Granted, these characters aren’t meant to be fully realized or realistic, since the alien visitor viewing them can’t really gain a fully rounded perspective on them. As their generic names (“The Cop,” “The Mistress”) suggest, they’re archetypes who reflect mostly human weaknesses, and it’s hard to care much about them. In a way, the real stars are the camera operators and director.

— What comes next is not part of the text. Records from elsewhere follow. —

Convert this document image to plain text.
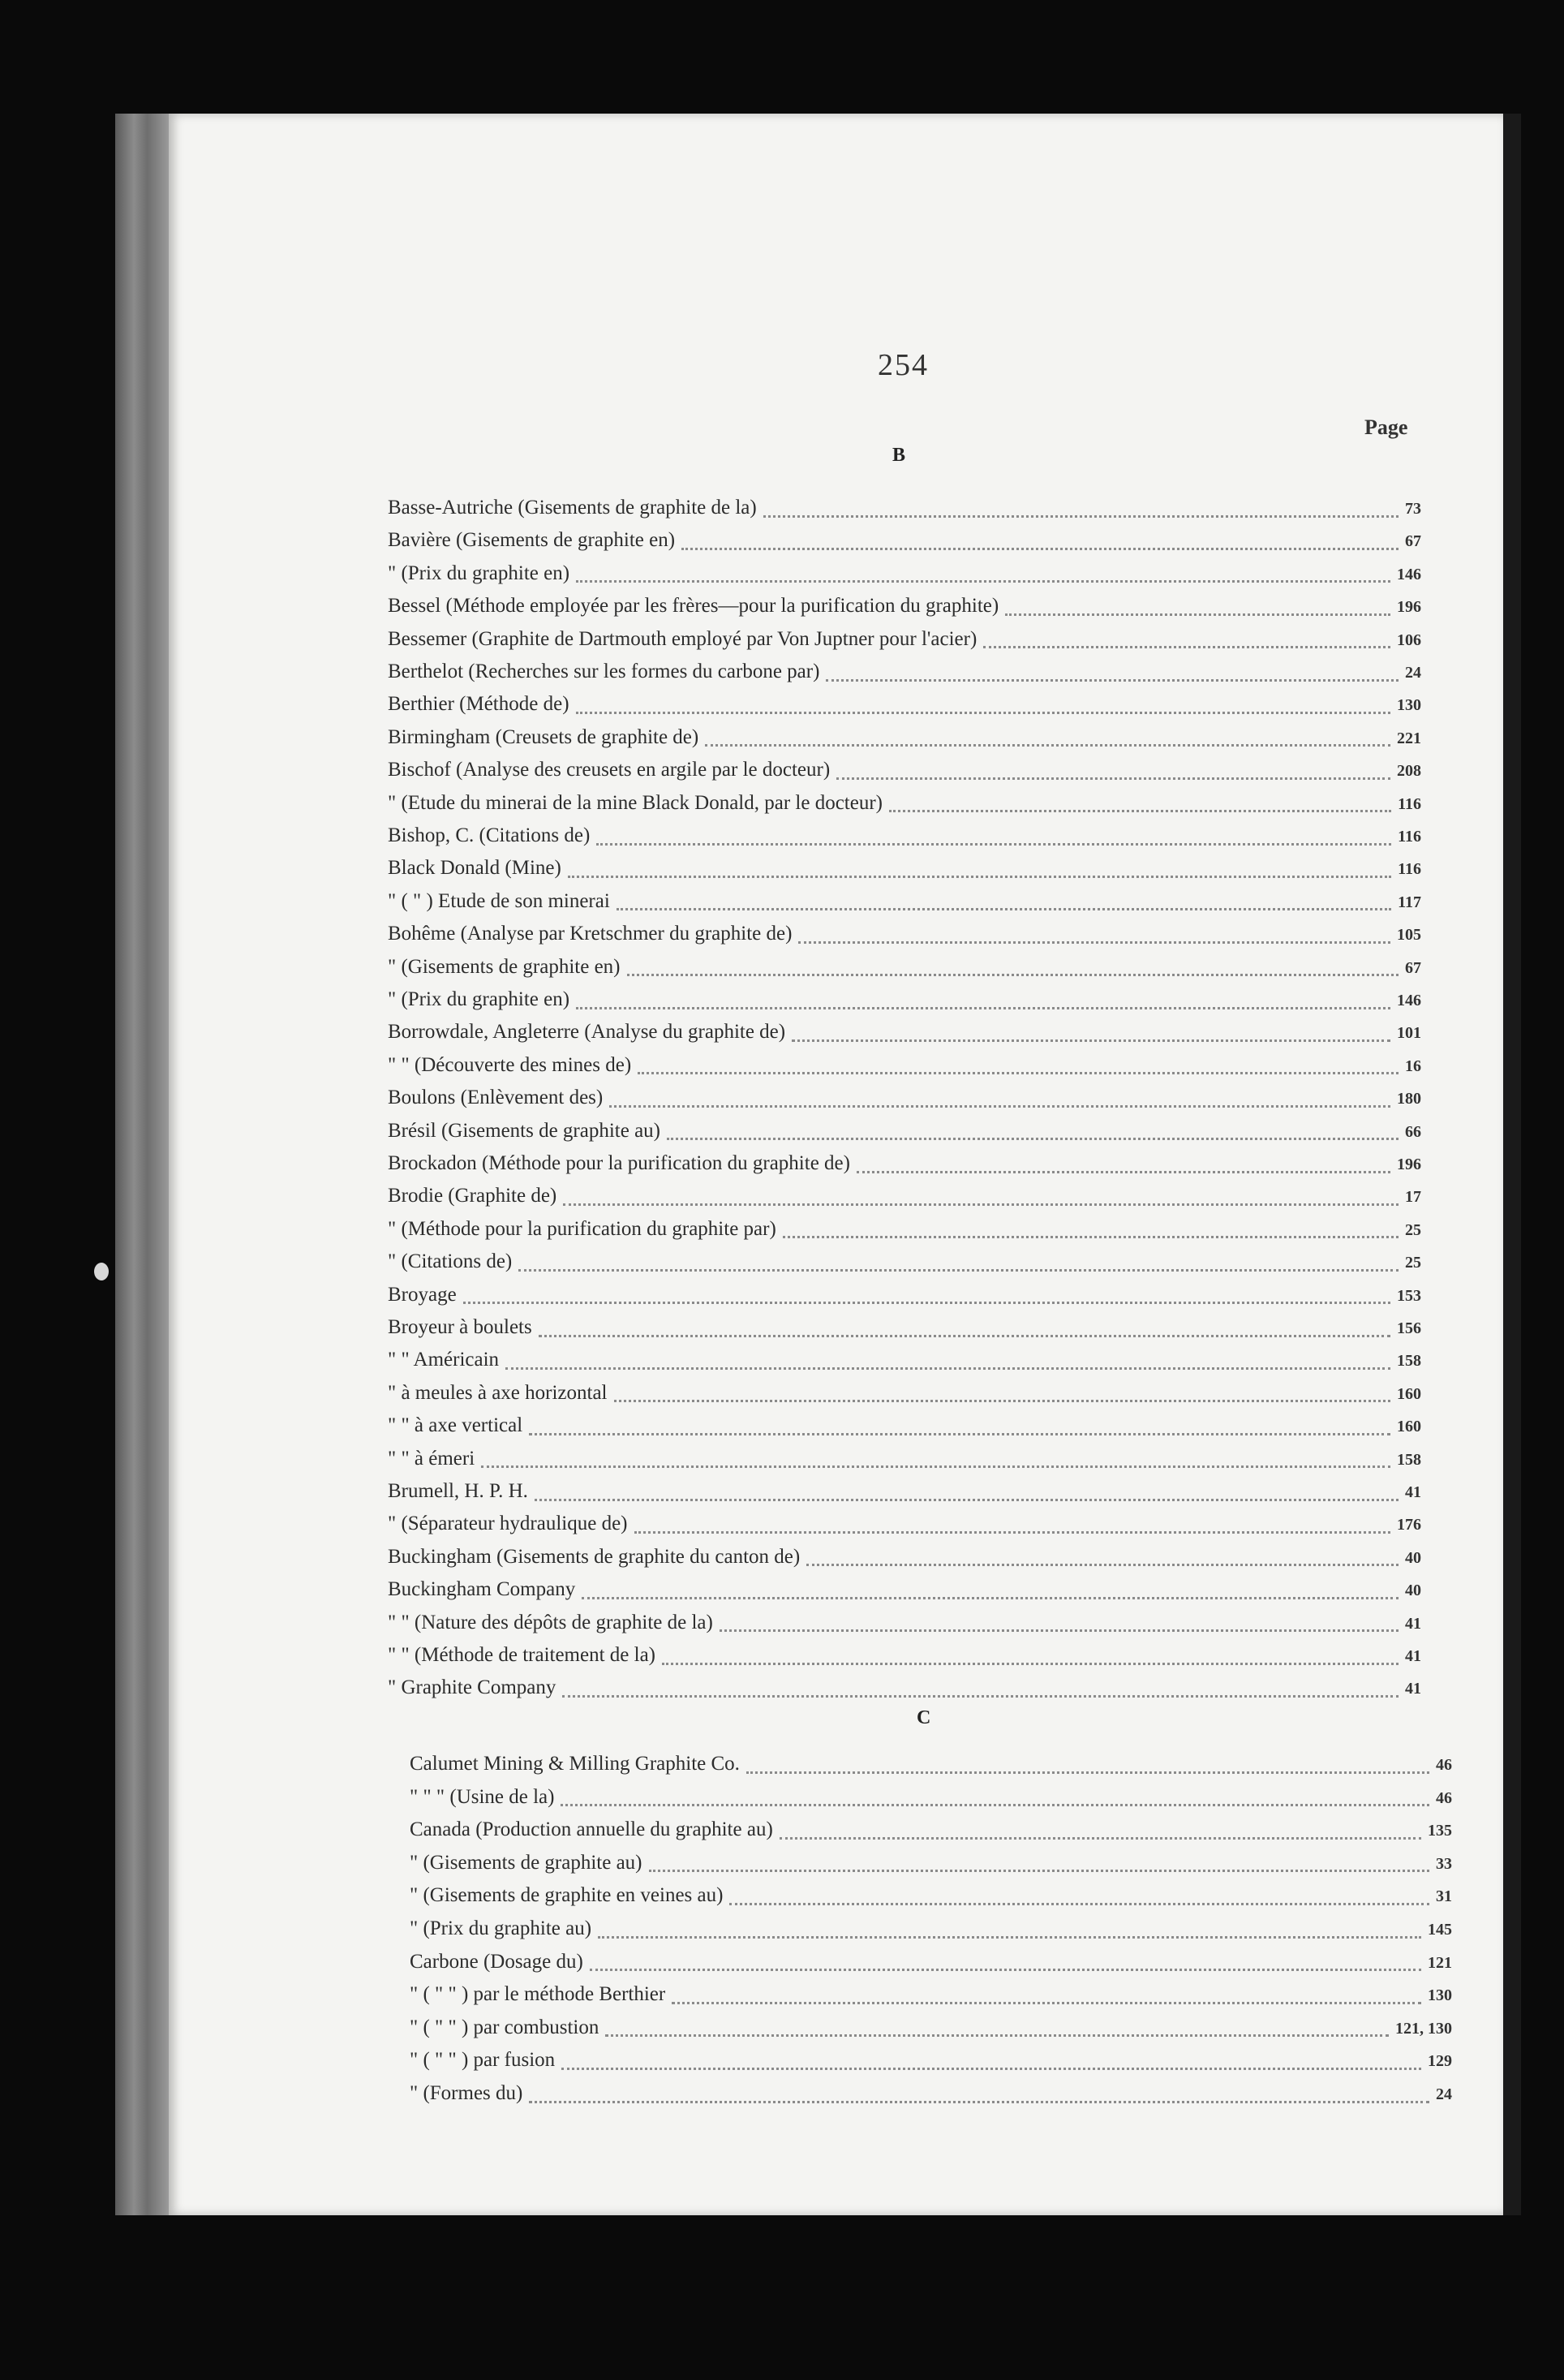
254
Page
B
Basse-Autriche (Gisements de graphite de la)	73
Bavière (Gisements de graphite en)	67
" (Prix du graphite en)	146
Bessel (Méthode employée par les frères—pour la purification du graphite)	196
Bessemer (Graphite de Dartmouth employé par Von Juptner pour l'acier)	106
Berthelot (Recherches sur les formes du carbone par)	24
Berthier (Méthode de)	130
Birmingham (Creusets de graphite de)	221
Bischof (Analyse des creusets en argile par le docteur)	208
" (Etude du minerai de la mine Black Donald, par le docteur)	116
Bishop, C. (Citations de)	116
Black Donald (Mine)	116
" ( " ) Etude de son minerai	117
Bohême (Analyse par Kretschmer du graphite de)	105
" (Gisements de graphite en)	67
" (Prix du graphite en)	146
Borrowdale, Angleterre (Analyse du graphite de)	101
" " (Découverte des mines de)	16
Boulons (Enlèvement des)	180
Brésil (Gisements de graphite au)	66
Brockadon (Méthode pour la purification du graphite de)	196
Brodie (Graphite de)	17
" (Méthode pour la purification du graphite par)	25
" (Citations de)	25
Broyage	153
Broyeur à boulets	156
" " Américain	158
" à meules à axe horizontal	160
" " à axe vertical	160
" " à émeri	158
Brumell, H. P. H.	41
" (Séparateur hydraulique de)	176
Buckingham (Gisements de graphite du canton de)	40
Buckingham Company	40
" " (Nature des dépôts de graphite de la)	41
" " (Méthode de traitement de la)	41
" Graphite Company	41
C
Calumet Mining & Milling Graphite Co.	46
" " " (Usine de la)	46
Canada (Production annuelle du graphite au)	135
" (Gisements de graphite au)	33
" (Gisements de graphite en veines au)	31
" (Prix du graphite au)	145
Carbone (Dosage du)	121
" ( " " ) par le méthode Berthier	130
" ( " " ) par combustion	121, 130
" ( " " ) par fusion	129
" (Formes du)	24
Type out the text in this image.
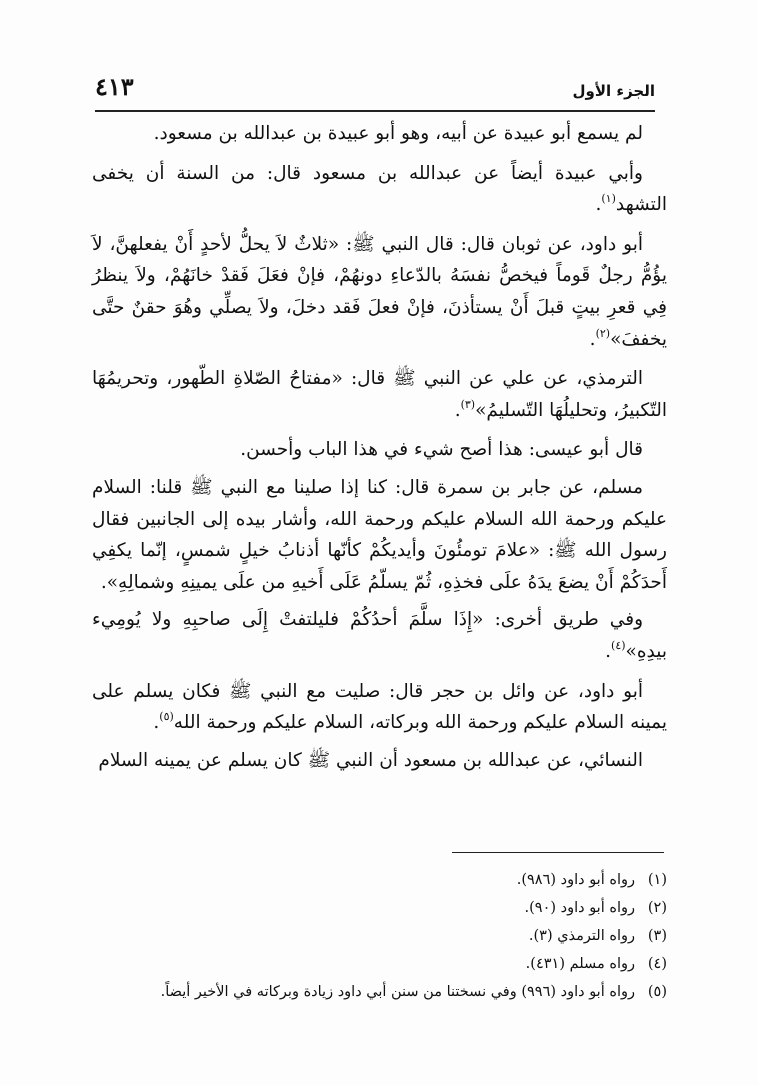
الجزء الأول
٤١٣

لم يسمع أبو عبيدة عن أبيه، وهو أبو عبيدة بن عبدالله بن مسعود.

وأبي عبيدة أيضاً عن عبدالله بن مسعود قال: من السنة أن يخفى التشهد$^{(١)}$.

أبو داود، عن ثوبان قال: قال النبي ﷺ: «ثلاثٌ لاَ يحلُّ لأحدٍ أَنْ يفعلهنَّ، لاَ يؤُمُّ رجلٌ قَوماً فيخصُّ نفسَهُ بالدّعاءِ دونهُمْ، فإنْ فعَلَ فَقدْ خانَهُمْ، ولاَ ينظرُ فِي قعرِ بيتٍ قبلَ أَنْ يستأذنَ، فإنْ فعلَ فَقد دخلَ، ولاَ يصلِّي وهُوَ حقنٌ حتَّى يخففَ»$^{(٢)}$.

الترمذي، عن علي عن النبي ﷺ قال: «مفتاحُ الصّلاةِ الطّهور، وتحريمُهَا التّكبيرُ، وتحليلُهَا التّسليمُ»$^{(٣)}$.

قال أبو عيسى: هذا أصح شيء في هذا الباب وأحسن.

مسلم، عن جابر بن سمرة قال: كنا إذا صلينا مع النبي ﷺ قلنا: السلام عليكم ورحمة الله السلام عليكم ورحمة الله، وأشار بيده إلى الجانبين فقال رسول الله ﷺ: «علامَ تومئُونَ وأيديكُمْ كأنّها أذنابُ خيلٍ شمسٍ، إنّما يكفِي أَحدَكُمْ أَنْ يضعَ يدَهُ علَى فخذِهِ، ثُمّ يسلّمُ عَلَى أَخيهِ من علَى يمينِهِ وشمالِهِ».

وفي طريق أخرى: «إِذَا سلَّمَ أحدُكُمْ فليلتفتْ إِلَى صاحبِهِ ولا يُومِيء بيدِهِ»$^{(٤)}$.

أبو داود، عن وائل بن حجر قال: صليت مع النبي ﷺ فكان يسلم على يمينه السلام عليكم ورحمة الله وبركاته، السلام عليكم ورحمة الله$^{(٥)}$.

النسائي، عن عبدالله بن مسعود أن النبي ﷺ كان يسلم عن يمينه السلام

(١)رواه أبو داود (٩٨٦).
(٢)رواه أبو داود (٩٠).
(٣)رواه الترمذي (٣).
(٤)رواه مسلم (٤٣١).
(٥)رواه أبو داود (٩٩٦) وفي نسختنا من سنن أبي داود زيادة وبركاته في الأخير أيضاً.
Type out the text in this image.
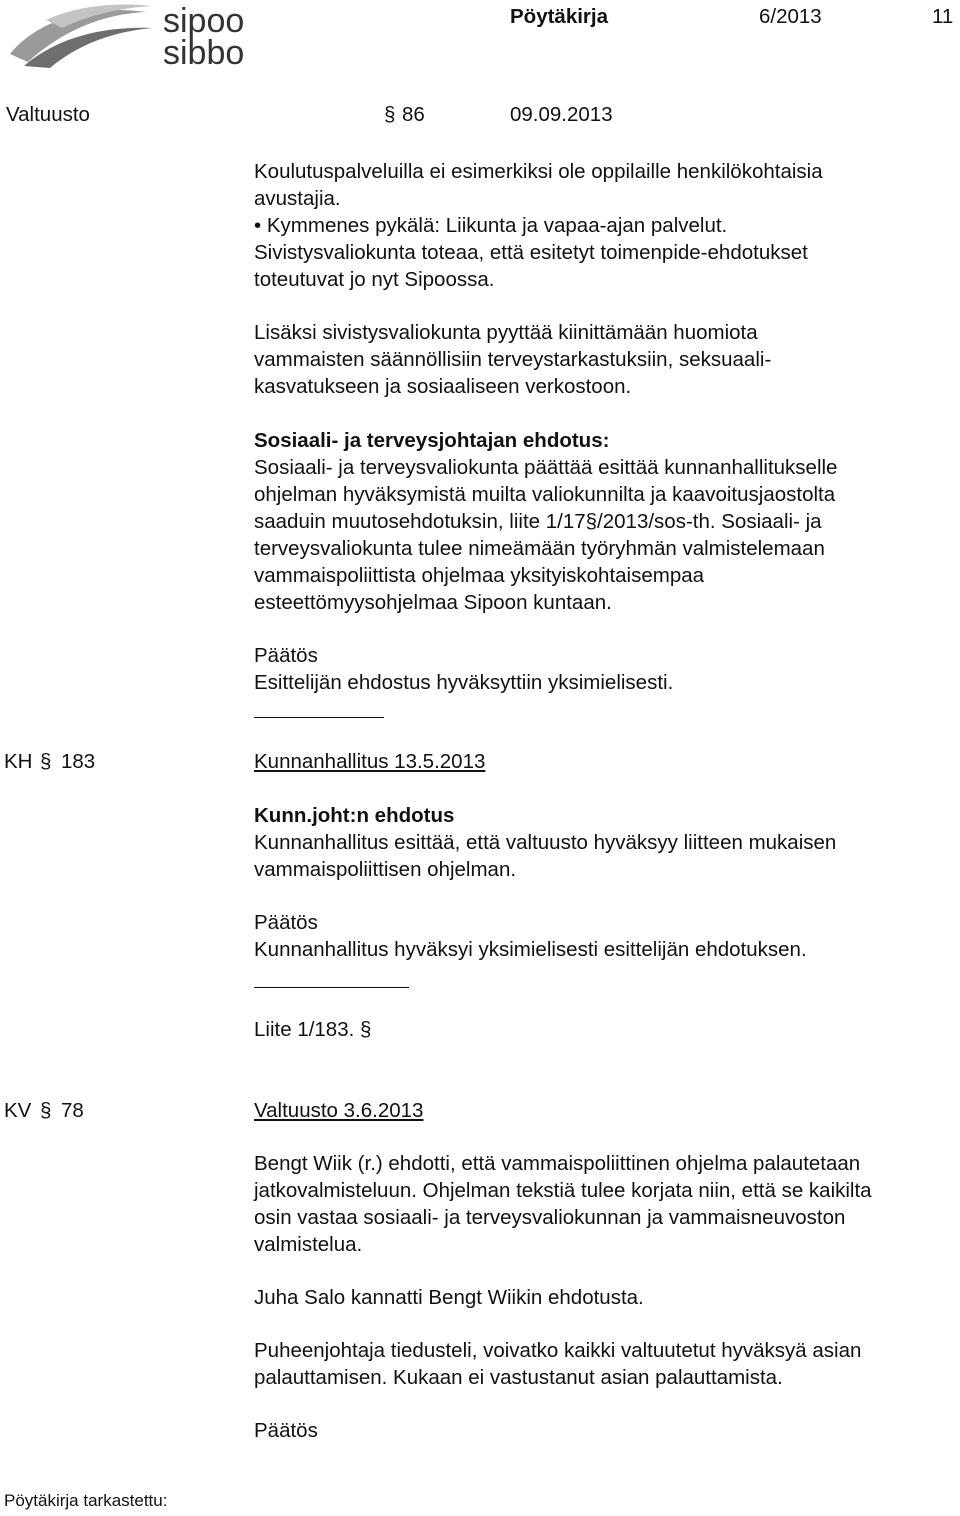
sipoo
sibbo
Pöytäkirja	6/2013	11
Valtuusto	§ 86	09.09.2013
Koulutuspalveluilla ei esimerkiksi ole oppilaille henkilökohtaisia
avustajia.
• Kymmenes pykälä: Liikunta ja vapaa-ajan palvelut.
Sivistysvaliokunta toteaa, että esitetyt toimenpide-ehdotukset
toteutuvat jo nyt Sipoossa.
Lisäksi sivistysvaliokunta pyyttää kiinittämään huomiota
vammaisten säännöllisiin terveystarkastuksiin, seksuaali-
kasvatukseen ja sosiaaliseen verkostoon.
Sosiaali- ja terveysjohtajan ehdotus:
Sosiaali- ja terveysvaliokunta päättää esittää kunnanhallitukselle
ohjelman hyväksymistä muilta valiokunnilta ja kaavoitusjaostolta
saaduin muutosehdotuksin, liite 1/17§/2013/sos-th. Sosiaali- ja
terveysvaliokunta tulee nimeämään työryhmän valmistelemaan
vammaispoliittista ohjelmaa yksityiskohtaisempaa
esteettömyysohjelmaa Sipoon kuntaan.
Päätös
Esittelijän ehdostus hyväksyttiin yksimielisesti.
KH § 183	Kunnanhallitus 13.5.2013
Kunn.joht:n ehdotus
Kunnanhallitus esittää, että valtuusto hyväksyy liitteen mukaisen
vammaispoliittisen ohjelman.
Päätös
Kunnanhallitus hyväksyi yksimielisesti esittelijän ehdotuksen.
Liite 1/183. §
KV § 78	Valtuusto 3.6.2013
Bengt Wiik (r.) ehdotti, että vammaispoliittinen ohjelma palautetaan
jatkovalmisteluun. Ohjelman tekstiä tulee korjata niin, että se kaikilta
osin vastaa sosiaali- ja terveysvaliokunnan ja vammaisneuvoston
valmistelua.
Juha Salo kannatti Bengt Wiikin ehdotusta.
Puheenjohtaja tiedusteli, voivatko kaikki valtuutetut hyväksyä asian
palauttamisen. Kukaan ei vastustanut asian palauttamista.
Päätös
Pöytäkirja tarkastettu:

But empathy isn’t really what this kind of satire is all about anyway. Marilyn vs. the Vampires focuses instead on our ultimate strangeness, not our similarities. Fassbinder, a consummate if prodigious outsider who died at 37 in 1982, was trying to show us ourselves from the outside, something that’s almost impossible for most of us, since we’re all participants in the human comedy. However inexplicable, human behavior is what Phoebe has come to study, and by forcing the audience into her alien point of view, Liminal’s illuminating production makes the projected humans, which she and we are seeing in only two dimensions, feel far more alien than they would from the safe distance of seats facing a stage.

They’re all around us. And more than most conventional theater, Liminal’s flawed but fascinating production succeeds in bestowing on us that rare gift: to see ourselves as others see us. Even if we don’t like a lot of what we see.

Liminal Group’s Marilyn Monroe vs. Vampires runs through Sunday, December 11 at Disjecta Gallery, 8371 N Interstate Ave. Portland. Performances Friday, December 9 at 7:30 & 9:30, Saturday, December 10 at 7:30 & 9:30, and Sunday, December 11 at 5:30 & 7:30. Tickets available online. Info: 503 567 8309.

TRIGGER WARNINGS: substance abuse, sexuality, semiotics, societal complacency, firearms, fetishes, structuralism, choking, privileged classes behaving badly, suicide, Hegel.